Support Vector Regressors#
Support vector regressors are built on many of the concepts of support vector machines but modified for use in regression problems instead of classification. This means using a slightly different loss function, so the ε-insensitive loss function is used instead of the hinge loss function.
Instead of optimising a hyperplane in support vector regression, an ε-tube is created around the true regression line. The optimisation is then to find a (typically linear) function, \(f(x)\), that deviates from the target values by no more than &epsilon for as many data points as possible. All while keeping the model complexity to a minimum.
Support vector regression can still use the kernel trick that makes support vector machines so powerful. Let’s look at using support vector regressors for the student performance dataset.
import pandas as pd
from sklearn.model_selection import train_test_split
data = pd.read_csv('../data/student-performance.csv')
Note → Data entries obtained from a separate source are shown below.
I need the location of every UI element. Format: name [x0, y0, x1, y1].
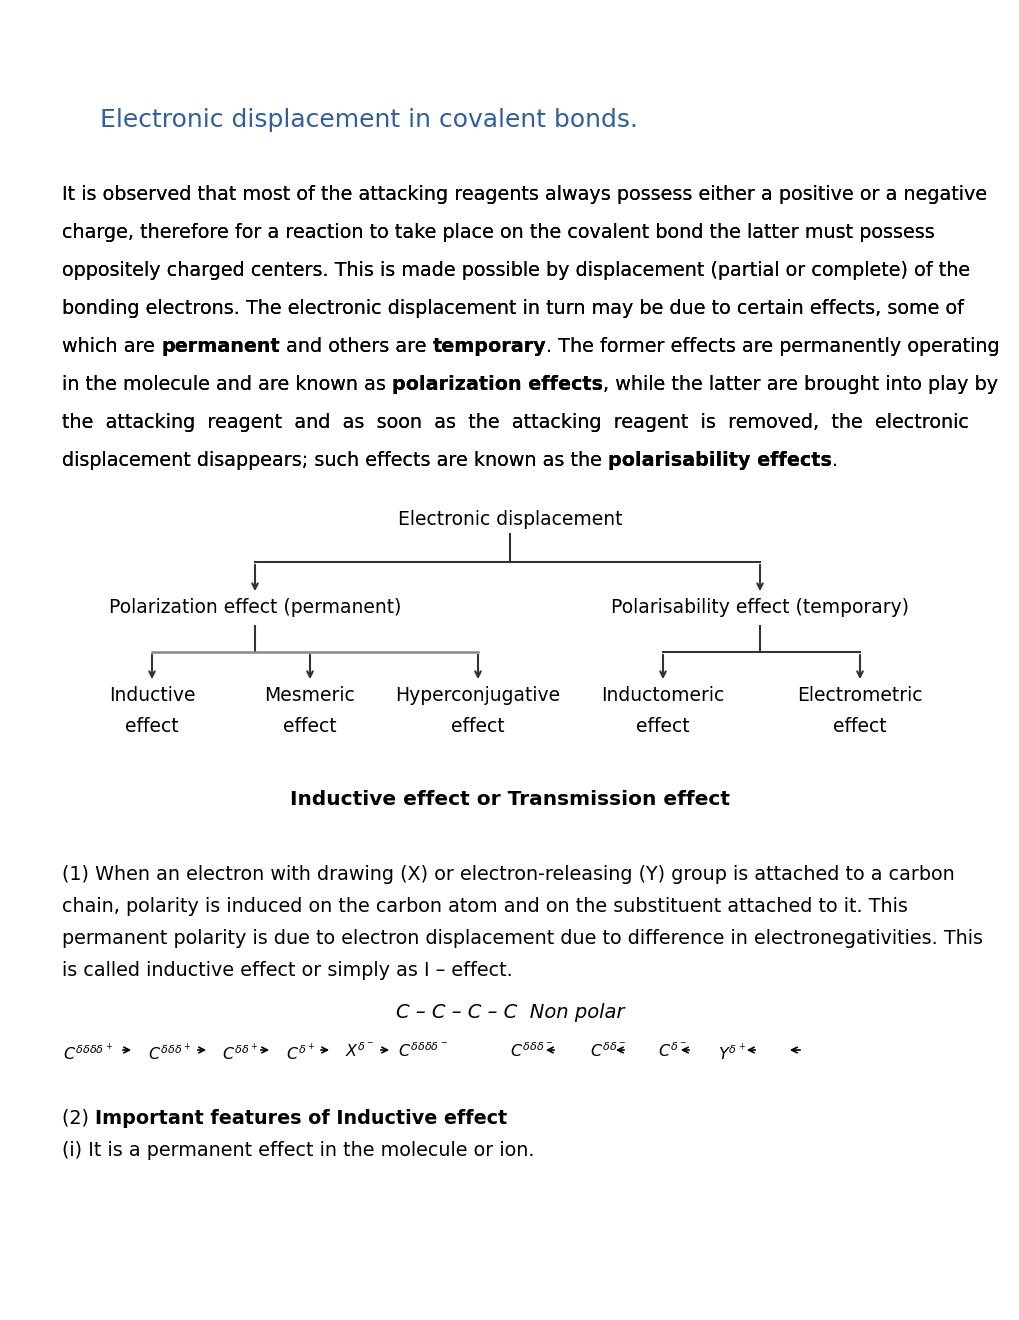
- Text: permanent polarity is due to electron displacement due to difference in electron: permanent polarity is due to electron di…: [62, 929, 982, 948]
- Text: which are: which are: [62, 337, 161, 356]
- Text: , while the latter are brought into play by: , while the latter are brought into play…: [602, 375, 998, 393]
- Text: (i) It is a permanent effect in the molecule or ion.: (i) It is a permanent effect in the mole…: [62, 1140, 534, 1160]
- Text: Electrometric
effect: Electrometric effect: [797, 686, 922, 737]
- Text: bonding electrons. The electronic displacement in turn may be due to certain eff: bonding electrons. The electronic displa…: [62, 300, 963, 318]
- Text: $C^{\delta\delta\delta\delta^+}$: $C^{\delta\delta\delta\delta^+}$: [63, 1041, 113, 1063]
- Text: , while the latter are brought into play by: , while the latter are brought into play…: [602, 375, 998, 393]
- Text: is called inductive effect or simply as I – effect.: is called inductive effect or simply as …: [62, 961, 513, 979]
- Text: .: .: [832, 451, 838, 470]
- Text: polarisability effects: polarisability effects: [607, 451, 832, 470]
- Text: $C^{\delta^-}$: $C^{\delta^-}$: [657, 1041, 687, 1060]
- Text: It is observed that most of the attacking reagents always possess either a posit: It is observed that most of the attackin…: [62, 185, 986, 205]
- Text: and others are: and others are: [279, 337, 432, 356]
- Text: the  attacking  reagent  and  as  soon  as  the  attacking  reagent  is  removed: the attacking reagent and as soon as the…: [62, 413, 968, 432]
- Text: oppositely charged centers. This is made possible by displacement (partial or co: oppositely charged centers. This is made…: [62, 261, 969, 280]
- Text: displacement disappears; such effects are known as the: displacement disappears; such effects ar…: [62, 451, 607, 470]
- Text: and others are: and others are: [279, 337, 432, 356]
- Text: Polarization effect (permanent): Polarization effect (permanent): [109, 598, 400, 616]
- Text: Polarisability effect (temporary): Polarisability effect (temporary): [610, 598, 908, 616]
- Text: Inductomeric
effect: Inductomeric effect: [601, 686, 723, 737]
- Text: polarization effects: polarization effects: [391, 375, 602, 393]
- Text: Electronic displacement in covalent bonds.: Electronic displacement in covalent bond…: [100, 108, 637, 132]
- Text: (1) When an electron with drawing (X) or electron-releasing (Y) group is attache: (1) When an electron with drawing (X) or…: [62, 865, 954, 884]
- Text: permanent: permanent: [161, 337, 279, 356]
- Text: in the molecule and are known as: in the molecule and are known as: [62, 375, 391, 393]
- Text: Hyperconjugative
effect: Hyperconjugative effect: [395, 686, 560, 737]
- Text: Inductive effect or Transmission effect: Inductive effect or Transmission effect: [289, 789, 730, 809]
- Text: Mesmeric
effect: Mesmeric effect: [264, 686, 355, 737]
- Text: Electronic displacement: Electronic displacement: [397, 510, 622, 529]
- Text: $C^{\delta\delta^+}$: $C^{\delta\delta^+}$: [222, 1041, 258, 1063]
- Text: . The former effects are permanently operating: . The former effects are permanently ope…: [545, 337, 999, 356]
- Text: $C^{\delta\delta\delta\delta^-}$: $C^{\delta\delta\delta\delta^-}$: [397, 1041, 447, 1060]
- Text: temporary: temporary: [432, 337, 545, 356]
- Text: bonding electrons. The electronic displacement in turn may be due to certain eff: bonding electrons. The electronic displa…: [62, 300, 963, 318]
- Text: (2): (2): [62, 1109, 95, 1129]
- Text: $C^{\delta\delta\delta^+}$: $C^{\delta\delta\delta^+}$: [148, 1041, 191, 1063]
- Text: $Y^{\delta^+}$: $Y^{\delta^+}$: [717, 1041, 745, 1063]
- Text: .: .: [832, 451, 838, 470]
- Text: It is observed that most of the attacking reagents always possess either a posit: It is observed that most of the attackin…: [62, 185, 986, 205]
- Text: polarisability effects: polarisability effects: [607, 451, 832, 470]
- Text: . The former effects are permanently operating: . The former effects are permanently ope…: [545, 337, 999, 356]
- Text: charge, therefore for a reaction to take place on the covalent bond the latter m: charge, therefore for a reaction to take…: [62, 223, 933, 242]
- Text: in the molecule and are known as: in the molecule and are known as: [62, 375, 391, 393]
- Text: which are: which are: [62, 337, 161, 356]
- Text: temporary: temporary: [432, 337, 545, 356]
- Text: the  attacking  reagent  and  as  soon  as  the  attacking  reagent  is  removed: the attacking reagent and as soon as the…: [62, 413, 968, 432]
- Text: $C^{\delta^+}$: $C^{\delta^+}$: [285, 1041, 315, 1063]
- Text: Inductive
effect: Inductive effect: [109, 686, 195, 737]
- Text: polarization effects: polarization effects: [391, 375, 602, 393]
- Text: permanent: permanent: [161, 337, 279, 356]
- Text: charge, therefore for a reaction to take place on the covalent bond the latter m: charge, therefore for a reaction to take…: [62, 223, 933, 242]
- Text: chain, polarity is induced on the carbon atom and on the substituent attached to: chain, polarity is induced on the carbon…: [62, 898, 907, 916]
- Text: C – C – C – C  Non polar: C – C – C – C Non polar: [395, 1003, 624, 1022]
- Text: Important features of Inductive effect: Important features of Inductive effect: [95, 1109, 506, 1129]
- Text: $C^{\delta\delta\delta^-}$: $C^{\delta\delta\delta^-}$: [510, 1041, 552, 1060]
- Text: oppositely charged centers. This is made possible by displacement (partial or co: oppositely charged centers. This is made…: [62, 261, 969, 280]
- Text: $X^{\delta^-}$: $X^{\delta^-}$: [344, 1041, 374, 1060]
- Text: $C^{\delta\delta^-}$: $C^{\delta\delta^-}$: [589, 1041, 626, 1060]
- Text: displacement disappears; such effects are known as the: displacement disappears; such effects ar…: [62, 451, 607, 470]
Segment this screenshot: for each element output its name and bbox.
data['Encoded EA'] = [1 if x == 'Yes' else 0 for x in data['Extracurricular Activities']]
train, test = train_test_split(data, test_size=0.2, random_state=42)
X = train.drop(['Performance Index', 'Extracurricular Activities'], axis=1)
y = train['Performance Index']
Similar to the sklearn.svm.SVM method, the sklearn.svm.SVR method applies the RBF kernel trick by default.
from sklearn.svm import SVR
from sklearn.metrics import mean_squared_error
svr = SVR()
svr.fit(X, y)
X_test = test.drop(['Performance Index', 'Extracurricular Activities'], axis=1)
y_test = test['Performance Index']
mean_squared_error(y_test, svr.predict(X_test))
5.386855029604294
We see that the RBF kernel produces a worse model than linear regression. We can make sense of this, as the data is linear (we saw this for the polynomial regression). Therefore, applying a different kernel, i.e., the linear one, would make sense.
svr_lin = SVR(kernel='linear')
svr_lin.fit(X, y)
X_test = test.drop(['Performance Index', 'Extracurricular Activities'], axis=1)
y_test = test['Performance Index']
mean_squared_error(y_test, svr_lin.predict(X_test))
4.084595877236296
This returns an MSE very similar to the previous methods.